Youth chief Tan Keng Liang said the raid and seizure of over 300 copies of the Bible in Bahasa Malaysia and Iban from the Bible Society of Malaysia's (BSM) premises in Damansara Kim, Selangor, this afternoon would cause anxiety and uneasiness among Christians in the country.
“The Menteri Besar of Selangor must provide his explanation without any further delay. Such a move is against what has been preached by Pakatan Rakyat leaders,” he said in referring to the detention of 35,000 AlKitab Bibles by the Home ministry in 2011 which had riled up many quarters, including politicians from Pakatan Rakyat.
“The opposition were against the seizure. Now, they allowed this to happen,” he said.
He said the ignorance displayed by the state exco in charge of Islamic Affairs, Sallehen Muklhyi, over the raid is unacceptable, noting that it looked as though something had gone wrong with the chain of command.
“One of the roles and functions of the exco is to look after Jais. He does not even know about this. It looks like he makan gaji buta,” he said, adding that the Selangor government's massive pay hike kicked in yesterday.
The raid came following a statement from the new director of Jais, Ahmad Zaharin Mohd Saad, who had said that the state religious authorities would draw up a list of Selangor churches before writing to ask them to comply with the Selangor Non-Islamic Religions (Control of Propagation Among Muslims) Enactment 1988.
“We will write to all the churches in Selangor to respect the law that is in force in relation to this,” he was quoted as saying.

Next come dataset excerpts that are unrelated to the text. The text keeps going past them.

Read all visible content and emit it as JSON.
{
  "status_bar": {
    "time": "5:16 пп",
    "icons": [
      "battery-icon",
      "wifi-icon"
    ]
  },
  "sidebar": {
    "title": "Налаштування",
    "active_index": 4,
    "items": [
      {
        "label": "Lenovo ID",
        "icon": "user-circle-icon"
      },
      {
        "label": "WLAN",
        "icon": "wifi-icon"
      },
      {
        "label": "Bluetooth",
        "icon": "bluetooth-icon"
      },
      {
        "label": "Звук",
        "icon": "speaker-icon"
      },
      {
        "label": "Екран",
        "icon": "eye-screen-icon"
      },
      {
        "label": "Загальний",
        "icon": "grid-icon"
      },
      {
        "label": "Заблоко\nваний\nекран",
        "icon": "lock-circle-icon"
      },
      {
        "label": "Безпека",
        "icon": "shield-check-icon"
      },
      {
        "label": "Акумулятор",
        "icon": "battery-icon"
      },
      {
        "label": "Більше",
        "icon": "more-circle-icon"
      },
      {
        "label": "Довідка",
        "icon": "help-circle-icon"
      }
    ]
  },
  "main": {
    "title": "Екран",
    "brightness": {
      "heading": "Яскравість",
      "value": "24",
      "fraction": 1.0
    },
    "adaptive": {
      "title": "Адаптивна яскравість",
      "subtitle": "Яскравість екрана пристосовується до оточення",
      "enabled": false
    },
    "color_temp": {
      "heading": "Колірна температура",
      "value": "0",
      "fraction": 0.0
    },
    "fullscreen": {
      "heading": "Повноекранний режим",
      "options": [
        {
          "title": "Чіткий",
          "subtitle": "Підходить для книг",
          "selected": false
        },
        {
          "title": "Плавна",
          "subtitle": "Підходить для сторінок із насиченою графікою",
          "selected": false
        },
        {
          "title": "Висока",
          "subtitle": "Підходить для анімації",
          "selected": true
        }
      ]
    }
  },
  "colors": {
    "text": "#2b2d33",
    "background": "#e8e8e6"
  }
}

The enactment, which was passed by the then Barisan Nasional state government, prohibits non-Muslims in Selangor from using 35 Arabic words and phrases, including “Allah”, “Nabi” (prophet), “Injil” (gospel) and “Insya'Allah” (God willing).
The tussle over the word Allah hit the headlines in 2008 when the Herald was barred by the Home Ministry from using the Arabic word.
The Catholic church had contested the directive in court and won a High Court decision in 2009 upholding its constitutional right to use the word.
Putrajaya appealed the decision and successfully overturned it when the Court of Appeal ruled last October that "Allah was not integral to the Christian faith".
Christians form about 9% of Malaysia's 29 million population. Almost two-thirds of the Christians in Malaysia are Bumiputera and are largely based in Sabah and Sarawak, where they routinely use Bahasa Malaysia and indigenous languages in their religious practices, including naming God as Allah in their prayers and holy book.
Besides the Bumiputera Christians from East Malaysia, some of whom have moved to the peninsula to live and work, Orang Asli Christians in the peninsula also typically use Bahasa Malaysia in their worship. - December 2, 2014.